Monday Movie Review: Scream 4 (spoiler-free)

Scream 4 is a bittersweet experience. On the one hand this horror comedy thriller is like hanging out with friends you haven’t seen for years. On the other hand, it’s like hanging out with old friends and coming to the sad realisation that you’ve grown apart and no longer have anything in common.


Scream 4 starts strongly, with a nicely balanced mix of scares, laughs and slasher genre self-awareness. The first 15 or so minutes remind the viewer that even though it’s been 11 years since the release of Scream 3, and 15 years since 1996’s Scream, the original concept of a vindictive, knife-wielding phone stalker remains just as terrifying, if not more so, in the age of iPhones, Twitter and Facebook.

It’s a pity then that the rest of the film – with the exception of a spark of cynical social commentary near the 95-minute mark – is not nearly as inspired. Multiple characters in Scream 4 mouth off that there’s no originality in the horror genre anymore, given the flood of remakes streaming from the bowels of Hollywood. Ironically, Scream 4 seems to be afflicted with a similar kind of creative bankruptcy. After an initial inventive murder that has the audience squirming in their seats, attacks conform to a typical, and very predictable, “jump out and stab” pattern.


For the record, Scream 4 sees Sidney Prescott (Neve Campbell) returning to her hometown of Woodsboro to punt her cathartic self-help book and spend some time with her remaining family, including teenage cousin Jill (Emma Roberts). However, Sidney’s return triggers a fresh series of masked “Ghostface” murders, which coincide with the 15th anniversary of the original Woodsboro Massacre. Everyone connected to Sidney and Jill is at risk, and former survivors Sheriff Dewey (David Arquette) and his bored, ex-investigative journalist wife Gale (Courteney Cox) are determined to catch the killer/s before it’s too late.

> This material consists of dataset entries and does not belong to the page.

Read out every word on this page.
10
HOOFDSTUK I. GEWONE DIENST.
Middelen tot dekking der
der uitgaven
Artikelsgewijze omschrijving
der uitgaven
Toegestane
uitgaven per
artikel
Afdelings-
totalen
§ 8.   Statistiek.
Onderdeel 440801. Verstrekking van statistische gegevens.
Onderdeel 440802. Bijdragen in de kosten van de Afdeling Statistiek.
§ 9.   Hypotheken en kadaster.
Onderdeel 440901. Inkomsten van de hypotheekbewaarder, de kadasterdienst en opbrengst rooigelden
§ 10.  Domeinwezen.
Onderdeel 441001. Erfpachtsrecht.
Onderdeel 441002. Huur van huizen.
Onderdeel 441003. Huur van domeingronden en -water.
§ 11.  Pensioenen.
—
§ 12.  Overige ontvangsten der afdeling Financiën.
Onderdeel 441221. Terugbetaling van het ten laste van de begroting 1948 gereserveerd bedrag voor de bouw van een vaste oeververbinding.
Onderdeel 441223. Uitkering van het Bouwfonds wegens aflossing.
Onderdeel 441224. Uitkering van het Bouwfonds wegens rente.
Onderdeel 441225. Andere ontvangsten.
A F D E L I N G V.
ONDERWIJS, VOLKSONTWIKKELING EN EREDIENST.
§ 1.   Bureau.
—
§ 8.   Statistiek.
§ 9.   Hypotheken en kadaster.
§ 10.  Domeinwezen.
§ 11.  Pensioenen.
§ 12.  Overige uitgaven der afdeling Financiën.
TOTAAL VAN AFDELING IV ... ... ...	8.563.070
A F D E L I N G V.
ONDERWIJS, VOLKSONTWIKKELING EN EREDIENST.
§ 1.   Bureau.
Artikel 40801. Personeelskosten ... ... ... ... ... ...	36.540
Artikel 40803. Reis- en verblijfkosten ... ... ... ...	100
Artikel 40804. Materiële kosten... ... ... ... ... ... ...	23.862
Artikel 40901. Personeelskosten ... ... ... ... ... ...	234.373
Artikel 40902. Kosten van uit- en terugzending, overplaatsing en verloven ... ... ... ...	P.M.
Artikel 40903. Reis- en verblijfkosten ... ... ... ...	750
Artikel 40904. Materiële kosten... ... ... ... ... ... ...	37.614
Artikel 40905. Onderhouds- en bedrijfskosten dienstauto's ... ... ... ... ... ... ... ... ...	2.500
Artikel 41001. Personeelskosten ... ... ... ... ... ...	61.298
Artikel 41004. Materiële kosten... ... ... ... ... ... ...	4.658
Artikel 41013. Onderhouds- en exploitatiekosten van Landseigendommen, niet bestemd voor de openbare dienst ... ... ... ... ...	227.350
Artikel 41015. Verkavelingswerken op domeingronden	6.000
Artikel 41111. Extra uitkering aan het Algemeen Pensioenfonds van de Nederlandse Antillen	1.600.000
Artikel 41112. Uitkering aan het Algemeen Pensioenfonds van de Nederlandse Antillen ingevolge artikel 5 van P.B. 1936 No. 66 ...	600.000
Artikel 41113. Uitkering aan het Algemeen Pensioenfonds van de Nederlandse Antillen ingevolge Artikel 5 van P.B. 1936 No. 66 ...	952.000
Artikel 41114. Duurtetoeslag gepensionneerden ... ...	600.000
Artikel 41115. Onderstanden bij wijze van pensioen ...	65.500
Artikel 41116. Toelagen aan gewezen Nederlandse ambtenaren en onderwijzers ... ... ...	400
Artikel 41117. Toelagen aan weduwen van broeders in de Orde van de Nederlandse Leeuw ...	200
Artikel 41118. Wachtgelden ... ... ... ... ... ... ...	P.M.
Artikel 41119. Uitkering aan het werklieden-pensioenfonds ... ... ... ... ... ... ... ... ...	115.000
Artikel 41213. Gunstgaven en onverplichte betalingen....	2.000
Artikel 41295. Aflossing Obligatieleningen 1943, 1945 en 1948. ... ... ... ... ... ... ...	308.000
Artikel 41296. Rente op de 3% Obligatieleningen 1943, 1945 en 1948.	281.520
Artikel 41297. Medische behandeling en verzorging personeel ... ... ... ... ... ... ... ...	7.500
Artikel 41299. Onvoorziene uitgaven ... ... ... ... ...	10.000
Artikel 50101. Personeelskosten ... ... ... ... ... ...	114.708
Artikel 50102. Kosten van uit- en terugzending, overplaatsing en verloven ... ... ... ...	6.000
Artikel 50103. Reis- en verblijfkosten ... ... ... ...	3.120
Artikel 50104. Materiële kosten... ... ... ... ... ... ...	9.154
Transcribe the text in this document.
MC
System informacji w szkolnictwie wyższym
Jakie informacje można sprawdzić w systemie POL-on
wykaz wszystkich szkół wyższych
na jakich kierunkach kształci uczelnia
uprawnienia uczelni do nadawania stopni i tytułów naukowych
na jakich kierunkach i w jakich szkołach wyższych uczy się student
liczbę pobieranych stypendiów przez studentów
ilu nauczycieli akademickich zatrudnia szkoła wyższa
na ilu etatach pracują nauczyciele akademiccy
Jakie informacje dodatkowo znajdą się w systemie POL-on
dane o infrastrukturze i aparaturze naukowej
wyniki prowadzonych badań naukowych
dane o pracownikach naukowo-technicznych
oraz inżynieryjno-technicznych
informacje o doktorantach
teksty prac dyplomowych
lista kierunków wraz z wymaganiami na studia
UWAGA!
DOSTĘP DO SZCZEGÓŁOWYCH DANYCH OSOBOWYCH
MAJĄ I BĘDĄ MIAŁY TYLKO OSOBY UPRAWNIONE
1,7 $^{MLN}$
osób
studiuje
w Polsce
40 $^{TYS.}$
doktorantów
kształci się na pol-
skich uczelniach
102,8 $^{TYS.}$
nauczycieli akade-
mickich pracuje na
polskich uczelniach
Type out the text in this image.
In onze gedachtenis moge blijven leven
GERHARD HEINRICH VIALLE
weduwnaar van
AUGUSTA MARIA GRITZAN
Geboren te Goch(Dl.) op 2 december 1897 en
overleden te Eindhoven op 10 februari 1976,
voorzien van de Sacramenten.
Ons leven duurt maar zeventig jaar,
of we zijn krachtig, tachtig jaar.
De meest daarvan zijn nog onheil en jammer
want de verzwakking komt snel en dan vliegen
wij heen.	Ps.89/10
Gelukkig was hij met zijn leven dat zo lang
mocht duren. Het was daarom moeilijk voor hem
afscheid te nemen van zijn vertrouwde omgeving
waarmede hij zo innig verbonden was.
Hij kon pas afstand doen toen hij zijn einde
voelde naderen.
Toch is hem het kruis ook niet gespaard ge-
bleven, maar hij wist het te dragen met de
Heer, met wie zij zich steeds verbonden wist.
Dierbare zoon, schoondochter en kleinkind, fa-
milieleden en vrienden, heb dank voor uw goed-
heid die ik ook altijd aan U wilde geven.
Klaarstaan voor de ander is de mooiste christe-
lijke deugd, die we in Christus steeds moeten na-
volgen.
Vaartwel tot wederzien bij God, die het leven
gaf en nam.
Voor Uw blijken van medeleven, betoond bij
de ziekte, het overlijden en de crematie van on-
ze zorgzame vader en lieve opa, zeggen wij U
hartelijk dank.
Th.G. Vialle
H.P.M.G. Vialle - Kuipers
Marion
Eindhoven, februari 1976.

Scream 4 is VERY talky. You can kind of appreciate the amount of time given to exposition and character, which is unusual in today’s horror films with their disposable leads. However, the unsubtle flinging of motivational red herrings at the audience is done at the expense of scares. Scream 4 is not frightening or thrilling at all – which is a massive failing.

Apart from the lack of creativity applied to the killings, a second major problem seems to be the unrealistic behaviour of characters. Of course, the Scream films, like most slashers, have always been light on realism. I struggle to believe that there are high schoolers out there so savvy and articulate about cinema. This said, I’ll accept ultra-cool movie buff teens. What I won’t buy is characters who constantly refuse to behave credibly.


In a good horror film, the viewer is invested in the chase and it’s hard to do that when characters evidently have no concept of self-preservation or suffer no anxiety at the thought of being knifed by an inescapable maniac. Despite knowing they’re a target, Scream 4 characters go shopping in the dark alone; they sit by windows with the curtains open; they get drunk and wander outside. Nobody, least of all the police, think there’s any value in numbers. Or in sitting in a locked room with a gun ready.

I expect a certain degree of stupidity in a horror film, but in Scream 4 it’s a bit too much.

Still though, the film is a Scream movie, and as a big fan of the original I can’t bring myself to hate it even if it delivers the goods very inconsistently. I still care about Gale and (surprisingly non-goofy) Dewey, even if Campbell’s Sidney is limp and unimpressive. Of the new additions to the cast, most fun are sleek and confident Hayden Panettiere, and Grindhouse’s wide-eyed Marley Shelton as Dewey’s overzealous, slightly unhinged deputy. Roberts too is also very entertaining once she gets the opportunity to be more than “Sidney Jnr.”

It’s just that in the end the whole project feels a bit toothless. Director Wes Craven and co. even resist the temptation to end the film on an uncomfortably dark note 10 minutes before the credits actually do roll. Instead, like most of the remakes the film references, Scream 4 slinks away from promises of and potential for change, preferring to stick to the “safe” formula of earlier successful franchise entries. Which is a letdown.